Should I Get A Dog?

Posted on Posted in Tips & Advice

Having a dog can be a very rewarding experience, so it’s exciting when you think you’re ready to have one. But it’s important to remember that whilst being rewarding, having a dog is a huge responsibility. If you’re wondering whether you’re ready for the commitment, there’s thousands of breeds to choose from and every dog is different – and there’s a lot of other things to consider before you take the plunge and welcome a fluffy new member to the family. Here’s a few basic points for consideration:

  1. Should I get a puppy, or adopt an older dog?

    It goes without saying that having a dog takes up a lot of time. This is especially true with puppies, as they require extra attention, and of course training. If you have a busy lifestyle, or work long hours, a puppy might not be the right choice for you. Instead you might want to consider adopting an older doggy who is already trained, and won’t require the extra attention.

    It’s also worth noting that while puppies are obviously adorable – there are thousands of unwanted dogs available for adoption. While you’re trying to assess whether you should get a dog, or what kind of dog would fit well into your life, you might want to look into fostering a dog. This is a great way to see how you will adapt to having your own dog, while helping a dog on its way to finding a forever home.

  2. How much time will I need to devote to a dog?


    Dogs love company, and when they’re left alone for long periods of time, they’ll get bored and lonely. This isn’t to say that if you’re busy, work long hours, or are out a lot of the time that you shouldn’t get a dog, but it does mean you need to consider what you’ll do with your dog while you’re out. If you think you’ll  have to leave your dog on its own for long periods of time, is there anyone who can help? Can a friend or family member take your pooch during the day? If not, maybe consider hiring a dog nanny / dog walker.

  3. Are my living circumstances suitable for a dog?

    When choosing a dog, it’s important to consider your living circumstances. Do you live in a flat? A house? Do you have access to a garden? If you’re limited on space, you should consider smaller breeds. Bear in mind that this doesn’t necessarily mean that your dog will need less exercise – small dogs can be very energetic!

  4. How much does it cost to have a dog?

    Aside from the initial expense of buying your pooch, having a dog is an expensive commitment. The average lifetime cost of owning a dog can range from £16,000 to £31,000, and this doesn’t include the cost of injury or illness, which can be another costly expense. While it’s something you may not worry about until it happens – there are plenty of pet insurance plans to choose from, which could save you money in the long run.

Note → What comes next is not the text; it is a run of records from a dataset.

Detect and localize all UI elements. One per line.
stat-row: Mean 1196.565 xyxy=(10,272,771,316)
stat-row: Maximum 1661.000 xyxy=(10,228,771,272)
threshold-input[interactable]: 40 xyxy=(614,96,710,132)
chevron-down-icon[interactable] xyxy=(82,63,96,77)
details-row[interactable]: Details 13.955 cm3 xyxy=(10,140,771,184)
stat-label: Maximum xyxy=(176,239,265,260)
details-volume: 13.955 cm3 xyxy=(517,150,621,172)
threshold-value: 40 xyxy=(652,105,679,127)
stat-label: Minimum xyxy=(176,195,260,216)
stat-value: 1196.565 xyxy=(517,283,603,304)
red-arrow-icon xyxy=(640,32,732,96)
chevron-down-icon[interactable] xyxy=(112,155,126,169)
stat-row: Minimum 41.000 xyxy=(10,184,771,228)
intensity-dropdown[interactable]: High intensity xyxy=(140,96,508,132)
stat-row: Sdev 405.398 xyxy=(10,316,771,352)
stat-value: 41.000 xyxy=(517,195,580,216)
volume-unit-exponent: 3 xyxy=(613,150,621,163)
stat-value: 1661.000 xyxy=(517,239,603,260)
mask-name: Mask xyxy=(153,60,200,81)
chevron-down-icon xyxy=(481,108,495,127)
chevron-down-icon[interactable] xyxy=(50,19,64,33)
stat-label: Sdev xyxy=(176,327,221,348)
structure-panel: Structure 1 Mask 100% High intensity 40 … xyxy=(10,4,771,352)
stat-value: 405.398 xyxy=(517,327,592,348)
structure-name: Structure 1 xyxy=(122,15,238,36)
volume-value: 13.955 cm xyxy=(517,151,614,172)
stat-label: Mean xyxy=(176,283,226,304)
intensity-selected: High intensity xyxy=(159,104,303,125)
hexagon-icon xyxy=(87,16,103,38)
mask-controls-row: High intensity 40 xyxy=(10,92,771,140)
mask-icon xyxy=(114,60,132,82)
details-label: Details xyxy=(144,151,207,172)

  5. What should I feed my dog?

    When it comes to pet food, there’s a huge range to choose from and if you’ve never had a dog before, this vast choice can seem confusing and daunting. To ensure your dog is getting the right nutrients, choose a high-quality food that is tailored to their needs.



    Pooch & Mutt’s range of dried foods are all natural, complete, and grain-free. Unlike other well-known pet food brands that base their products on vague grouping such as breed or size, our foods are specific to health. Our grain-free foods are made with high-quality natural ingredients and all contain pre and probiotics. Each food is tailored to help with a variety of health problems common to dogs. We know that for humans, ‘food is fuel for life’ and wet believe the same should be true for dogs!

    When you first get your puppy / dog, you need to be familiar with the food they have been given previously, as it’s important to introduce any changes to a doggy diet gradually. Feeding guides tend to be based on a rough estimate, but they’re always a good place to start. For a switch-over guideline, check out the infographic below:

    Infographic: PetSmart

    Generally, you should aim to feed your dog two main meals a day, although this will be different for a puppy. As a rough guide, feed your puppy four meals a day up to four months, then reduce this to three a day until they are 6 months, when you can change to two a day. Whatever meal plan you decide on, it’s most important that you create a consistent routine that you can follow through on.

    If you’ve considered these basic areas and you think you’re ready for the commitment of a dog, it’s a very exciting time, because a dog is really is one of the best friends you’ll ever have.